De acordo com o INE, entre 2005 e 2007, verificou-se uma redução
de 115,9 mil empregos no grupo de trabalhadores com
"qualificação e escolaridade elevada", portanto com
salários mais elevados, e um aumento de 59,7 mil empregos no grupo de
"qualificação e escolaridade média", e de 72,1
mil empregos no grupo de "qualificação e escolaridade mais
baixa", portanto grupos com salário mais baixos. Como
consequência, entre 2005 e 2007, o salário médio dos
empregados aumentará apenas +1,6%, se se utilizar como salários
de 2007 por profissões, que ainda não foram divulgados pelo INE,
os de 2006 actualizados em percentagens iguais aos aumentos que se verificaram,
segundo também o INE, entre 2005 e e 2006 (passam de 734 euros 746
euros, entre 2005 e 2007). Em relação à massa salarial
verifica-se uma situação semelhante: se se utilizarem os
salários médios por profissões estimados para 2007, da
forma indicada anteriormente, para calcular a massa salarial de 2007 conclui-se
que, entre 2005 e 2007, a variação da massa salarial total
é apenas de 1,9%.
O aumento, entre 2005 e 2007, do salário médio dos empregados em
+1,6%, e da massa salarial anual dos empregados em +1,9%, portanto aumentos
inferiores quer à taxa de inflação acumulada nestes dois
anos (5,4%) quer aos aumentos dos salários por profissões (entre
2,2% e 10,9%), mostra que se está a registar em Portugal um agravamento
significativo das condições de vida também devido à
recomposição que se está a verificar no emprego no sentido
mais desfavorável para os trabalhadores, agravamento este que atinge
tanto os que se empregam pela 1ª vez como também os afectados pelo
despedimento, pois estes para sobreviverem têm, muitas vezes, de aceitar
salários inferiores aos que recebiam antes de serem despedidos (como se
estimou que,
entre 2005 e 2007, o salário médio nominal
aumentará apenas em +1,6% e a taxa de inflação +5,4%,
então o salário médio real dos empregados diminuirá
em -3,6%
, o que não sucederia, com esta dimensão, se não
se tivesse verificado a recomposição do emprego ).
Uma das razões desta evolução prende-se com a
redução do emprego nas profissões de salários mais
elevados, nomeadamente no grupo "Qualificação e escolaridade
elevada" (a massa salarial deste grupo diminuirá em -6,8% se se
utilizar para o cálculo da massa salarial de 2007 os salários
médios por profissões estimados da forma como se referiu
anteriormente)
Os outros dois meios que as empresas estão a utilizar para reduzir o
salário médio dos seus empregados e, consequentemente, as
despesas com pessoal são os seguintes: (1) A substituição
de trabalhadores a tempo completo por trabalhadores a tempo parcial, com
salários mais baixos; (2) A substituição de trabalhadores
com contrato permanente por trabalhadores com contrato precário
(contratos a prazo e "outros contratos"), a quem pagam também
salários mais baixos.

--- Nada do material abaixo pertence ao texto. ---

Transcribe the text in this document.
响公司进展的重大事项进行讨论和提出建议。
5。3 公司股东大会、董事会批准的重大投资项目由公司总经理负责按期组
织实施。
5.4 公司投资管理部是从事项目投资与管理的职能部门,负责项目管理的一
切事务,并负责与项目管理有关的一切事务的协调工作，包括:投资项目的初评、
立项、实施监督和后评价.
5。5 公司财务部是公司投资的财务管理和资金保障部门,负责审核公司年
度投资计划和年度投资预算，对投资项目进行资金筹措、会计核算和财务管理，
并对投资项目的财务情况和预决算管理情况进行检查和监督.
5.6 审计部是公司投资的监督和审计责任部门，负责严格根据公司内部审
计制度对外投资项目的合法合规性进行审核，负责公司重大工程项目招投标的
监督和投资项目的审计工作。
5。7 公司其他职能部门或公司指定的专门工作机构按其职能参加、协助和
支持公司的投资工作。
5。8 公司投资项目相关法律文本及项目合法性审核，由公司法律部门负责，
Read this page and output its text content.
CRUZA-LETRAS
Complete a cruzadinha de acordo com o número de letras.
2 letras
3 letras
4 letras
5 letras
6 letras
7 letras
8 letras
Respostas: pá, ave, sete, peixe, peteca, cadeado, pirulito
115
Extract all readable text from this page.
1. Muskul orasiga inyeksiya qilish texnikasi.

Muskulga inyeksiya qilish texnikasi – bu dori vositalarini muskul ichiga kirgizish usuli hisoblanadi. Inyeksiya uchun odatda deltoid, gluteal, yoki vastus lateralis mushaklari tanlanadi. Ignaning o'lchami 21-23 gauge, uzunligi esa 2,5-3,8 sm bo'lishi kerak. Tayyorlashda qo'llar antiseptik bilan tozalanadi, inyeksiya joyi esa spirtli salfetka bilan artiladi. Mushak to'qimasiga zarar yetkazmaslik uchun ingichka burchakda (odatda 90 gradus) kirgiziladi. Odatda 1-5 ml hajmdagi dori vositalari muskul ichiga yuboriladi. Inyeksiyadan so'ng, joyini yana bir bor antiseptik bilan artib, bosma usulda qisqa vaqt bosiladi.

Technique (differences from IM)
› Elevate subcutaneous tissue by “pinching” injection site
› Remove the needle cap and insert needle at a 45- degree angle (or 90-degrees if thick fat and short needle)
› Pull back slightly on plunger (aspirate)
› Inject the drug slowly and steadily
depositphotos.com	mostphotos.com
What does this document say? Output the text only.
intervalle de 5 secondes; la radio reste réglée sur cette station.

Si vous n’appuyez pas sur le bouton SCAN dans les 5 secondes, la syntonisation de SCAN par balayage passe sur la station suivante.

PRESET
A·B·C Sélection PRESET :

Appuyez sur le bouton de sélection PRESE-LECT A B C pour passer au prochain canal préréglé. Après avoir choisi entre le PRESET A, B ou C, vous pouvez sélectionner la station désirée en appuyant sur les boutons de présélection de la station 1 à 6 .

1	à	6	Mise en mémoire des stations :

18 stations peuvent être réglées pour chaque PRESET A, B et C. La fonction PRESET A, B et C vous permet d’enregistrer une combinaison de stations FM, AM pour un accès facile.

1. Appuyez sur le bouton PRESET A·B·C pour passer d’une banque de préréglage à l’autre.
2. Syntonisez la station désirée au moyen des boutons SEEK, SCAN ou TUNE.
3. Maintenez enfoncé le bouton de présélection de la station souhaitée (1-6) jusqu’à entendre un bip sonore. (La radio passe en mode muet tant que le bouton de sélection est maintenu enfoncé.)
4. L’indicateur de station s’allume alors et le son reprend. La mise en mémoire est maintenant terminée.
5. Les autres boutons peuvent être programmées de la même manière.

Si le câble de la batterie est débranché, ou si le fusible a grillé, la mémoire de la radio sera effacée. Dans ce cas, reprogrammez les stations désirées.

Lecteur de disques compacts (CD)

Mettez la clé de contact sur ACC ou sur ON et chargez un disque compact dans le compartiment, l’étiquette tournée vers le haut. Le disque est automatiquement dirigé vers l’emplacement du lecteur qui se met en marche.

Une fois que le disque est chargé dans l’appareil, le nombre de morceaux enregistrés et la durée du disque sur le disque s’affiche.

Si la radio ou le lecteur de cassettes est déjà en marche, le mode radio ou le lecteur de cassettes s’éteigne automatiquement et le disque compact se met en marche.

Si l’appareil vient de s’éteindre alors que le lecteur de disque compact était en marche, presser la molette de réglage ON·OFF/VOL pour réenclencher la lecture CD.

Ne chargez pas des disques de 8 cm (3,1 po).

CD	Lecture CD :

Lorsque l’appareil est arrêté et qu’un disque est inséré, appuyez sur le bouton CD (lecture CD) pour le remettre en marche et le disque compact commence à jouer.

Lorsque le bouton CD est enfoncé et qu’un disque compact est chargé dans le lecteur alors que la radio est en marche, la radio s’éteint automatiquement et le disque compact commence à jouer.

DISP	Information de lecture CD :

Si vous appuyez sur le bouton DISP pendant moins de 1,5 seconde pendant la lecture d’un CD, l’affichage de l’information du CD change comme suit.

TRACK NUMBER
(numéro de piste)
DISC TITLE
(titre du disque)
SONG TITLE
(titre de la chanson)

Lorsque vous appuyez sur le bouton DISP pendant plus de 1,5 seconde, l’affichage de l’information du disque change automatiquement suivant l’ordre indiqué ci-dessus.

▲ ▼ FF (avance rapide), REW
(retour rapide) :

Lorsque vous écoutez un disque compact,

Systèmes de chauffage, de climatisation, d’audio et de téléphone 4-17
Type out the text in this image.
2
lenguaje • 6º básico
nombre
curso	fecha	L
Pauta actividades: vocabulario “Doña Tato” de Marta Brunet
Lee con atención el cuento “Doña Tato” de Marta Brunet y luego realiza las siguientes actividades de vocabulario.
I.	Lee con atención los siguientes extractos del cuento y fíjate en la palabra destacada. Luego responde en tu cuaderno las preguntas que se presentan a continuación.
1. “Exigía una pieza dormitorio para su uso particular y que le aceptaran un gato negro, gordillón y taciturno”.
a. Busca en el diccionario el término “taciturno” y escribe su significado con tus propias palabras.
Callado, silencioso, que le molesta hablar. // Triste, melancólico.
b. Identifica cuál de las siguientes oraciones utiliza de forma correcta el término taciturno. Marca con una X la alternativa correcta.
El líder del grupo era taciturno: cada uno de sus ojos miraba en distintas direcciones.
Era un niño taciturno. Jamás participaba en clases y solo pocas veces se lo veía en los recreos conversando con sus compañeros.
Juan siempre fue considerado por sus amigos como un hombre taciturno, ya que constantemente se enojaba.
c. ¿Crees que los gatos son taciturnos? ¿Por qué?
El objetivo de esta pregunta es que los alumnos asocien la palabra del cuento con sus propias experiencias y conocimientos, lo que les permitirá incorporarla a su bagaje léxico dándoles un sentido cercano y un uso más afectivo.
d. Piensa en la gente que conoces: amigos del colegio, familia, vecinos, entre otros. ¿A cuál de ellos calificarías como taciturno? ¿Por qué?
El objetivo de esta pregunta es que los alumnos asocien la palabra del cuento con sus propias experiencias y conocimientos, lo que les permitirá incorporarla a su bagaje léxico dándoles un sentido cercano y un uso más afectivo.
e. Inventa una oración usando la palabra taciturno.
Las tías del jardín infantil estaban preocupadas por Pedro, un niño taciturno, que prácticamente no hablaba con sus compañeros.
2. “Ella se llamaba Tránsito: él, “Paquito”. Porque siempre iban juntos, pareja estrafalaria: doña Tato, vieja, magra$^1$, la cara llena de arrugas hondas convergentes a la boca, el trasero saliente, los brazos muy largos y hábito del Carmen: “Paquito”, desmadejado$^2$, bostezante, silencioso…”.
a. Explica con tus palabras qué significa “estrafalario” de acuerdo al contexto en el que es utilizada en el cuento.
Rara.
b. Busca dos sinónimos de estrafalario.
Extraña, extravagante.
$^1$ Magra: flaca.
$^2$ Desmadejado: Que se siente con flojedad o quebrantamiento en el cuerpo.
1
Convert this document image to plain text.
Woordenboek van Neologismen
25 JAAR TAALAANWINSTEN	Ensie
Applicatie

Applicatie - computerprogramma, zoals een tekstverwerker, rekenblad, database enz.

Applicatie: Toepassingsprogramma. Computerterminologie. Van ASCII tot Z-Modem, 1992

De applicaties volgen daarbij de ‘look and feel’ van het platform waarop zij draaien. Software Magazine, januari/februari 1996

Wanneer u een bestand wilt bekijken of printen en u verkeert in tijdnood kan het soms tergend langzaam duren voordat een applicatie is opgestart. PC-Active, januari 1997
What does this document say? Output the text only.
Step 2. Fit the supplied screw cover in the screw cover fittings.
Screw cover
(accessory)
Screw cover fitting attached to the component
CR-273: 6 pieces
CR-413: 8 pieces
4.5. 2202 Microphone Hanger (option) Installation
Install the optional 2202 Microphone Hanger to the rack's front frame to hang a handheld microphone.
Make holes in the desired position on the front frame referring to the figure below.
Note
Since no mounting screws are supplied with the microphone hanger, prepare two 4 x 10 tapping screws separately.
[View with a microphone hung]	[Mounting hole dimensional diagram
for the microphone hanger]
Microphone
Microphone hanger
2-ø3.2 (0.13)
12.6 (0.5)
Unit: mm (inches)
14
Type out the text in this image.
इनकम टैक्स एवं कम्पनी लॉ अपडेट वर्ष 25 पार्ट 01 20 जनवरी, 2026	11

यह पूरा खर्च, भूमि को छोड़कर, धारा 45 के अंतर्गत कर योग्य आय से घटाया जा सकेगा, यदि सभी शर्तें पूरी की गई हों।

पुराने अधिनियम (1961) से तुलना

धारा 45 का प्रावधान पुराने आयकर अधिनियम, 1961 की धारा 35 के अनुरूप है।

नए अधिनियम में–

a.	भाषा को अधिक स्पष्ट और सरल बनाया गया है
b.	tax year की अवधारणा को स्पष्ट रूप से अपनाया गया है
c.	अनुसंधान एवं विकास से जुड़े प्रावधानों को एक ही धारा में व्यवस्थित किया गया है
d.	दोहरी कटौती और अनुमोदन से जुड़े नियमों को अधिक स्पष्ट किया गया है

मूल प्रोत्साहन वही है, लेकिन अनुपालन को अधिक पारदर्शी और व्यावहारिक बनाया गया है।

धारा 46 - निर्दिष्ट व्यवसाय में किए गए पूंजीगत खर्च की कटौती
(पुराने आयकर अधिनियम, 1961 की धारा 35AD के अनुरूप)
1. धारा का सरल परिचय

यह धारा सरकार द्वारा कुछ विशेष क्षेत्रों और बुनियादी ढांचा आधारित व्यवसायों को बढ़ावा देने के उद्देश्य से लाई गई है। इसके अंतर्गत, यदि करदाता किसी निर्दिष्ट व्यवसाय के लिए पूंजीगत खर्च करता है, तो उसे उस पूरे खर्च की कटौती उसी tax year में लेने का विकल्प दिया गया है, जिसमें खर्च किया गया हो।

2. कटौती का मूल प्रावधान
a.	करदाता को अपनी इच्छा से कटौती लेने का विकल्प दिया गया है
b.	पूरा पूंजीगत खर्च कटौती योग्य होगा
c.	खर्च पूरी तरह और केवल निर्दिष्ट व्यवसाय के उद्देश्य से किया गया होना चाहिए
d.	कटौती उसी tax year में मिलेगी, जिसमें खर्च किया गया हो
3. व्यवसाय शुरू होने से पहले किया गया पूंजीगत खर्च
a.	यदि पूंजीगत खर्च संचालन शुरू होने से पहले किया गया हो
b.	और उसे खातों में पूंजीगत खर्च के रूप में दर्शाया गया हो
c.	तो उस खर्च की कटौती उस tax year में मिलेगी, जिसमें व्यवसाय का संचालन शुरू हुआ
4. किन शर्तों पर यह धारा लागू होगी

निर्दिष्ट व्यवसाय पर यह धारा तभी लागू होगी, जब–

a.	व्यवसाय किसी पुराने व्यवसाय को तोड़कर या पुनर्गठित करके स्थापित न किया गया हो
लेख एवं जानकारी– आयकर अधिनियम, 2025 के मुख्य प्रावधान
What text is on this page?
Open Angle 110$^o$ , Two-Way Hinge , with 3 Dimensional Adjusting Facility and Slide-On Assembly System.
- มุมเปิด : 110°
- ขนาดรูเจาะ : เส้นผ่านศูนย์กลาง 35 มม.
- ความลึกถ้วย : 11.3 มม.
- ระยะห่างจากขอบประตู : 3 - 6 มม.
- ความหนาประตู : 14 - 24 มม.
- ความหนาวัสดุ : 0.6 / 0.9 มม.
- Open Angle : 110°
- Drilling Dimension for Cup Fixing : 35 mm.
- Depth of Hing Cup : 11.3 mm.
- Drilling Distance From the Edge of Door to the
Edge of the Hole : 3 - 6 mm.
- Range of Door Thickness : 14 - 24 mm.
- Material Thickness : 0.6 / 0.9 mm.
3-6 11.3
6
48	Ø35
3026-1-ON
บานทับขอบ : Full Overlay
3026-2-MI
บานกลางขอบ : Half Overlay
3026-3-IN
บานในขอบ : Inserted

Entre 2005 e 2007, o emprego a tempo completo
diminuiu em 17,2 mil, enquanto o emprego a tempo parcial aumentou em 27,7 mil.
Também, entre 2005 e 2007, o emprego com contrato sem termo diminuiu em
40 mil, enquanto os trabalhadores com contrato a termo aumentaram em 91,9 mil,
e os com "outros contratos", que também são
precários, cresceram em 30 mil. E, segundo o INE, o salário
médio dos trabalhadores a tempo parcial representa, em média,
apenas 46% do salário médio dos trabalhadores a tempo completo; o
salário médio dos trabalhadores contratados a prazo representa,
em média, 78% do salário dos trabalhadores com contratos sem
termo; e o salário dos trabalhadores com "outros contratos"
corresponde, em média, a 71% do salário médio dos
trabalhadores com contrato permanente.
Estes dados do INE revelam a tentativa para manter em Portugal o modelo de
crescimento económico baseado em baixos salários, apesar de todas
as declarações em contrário tanto dos patrões como
do governo, o que só pode contribuir para agravar e prolongar a crise.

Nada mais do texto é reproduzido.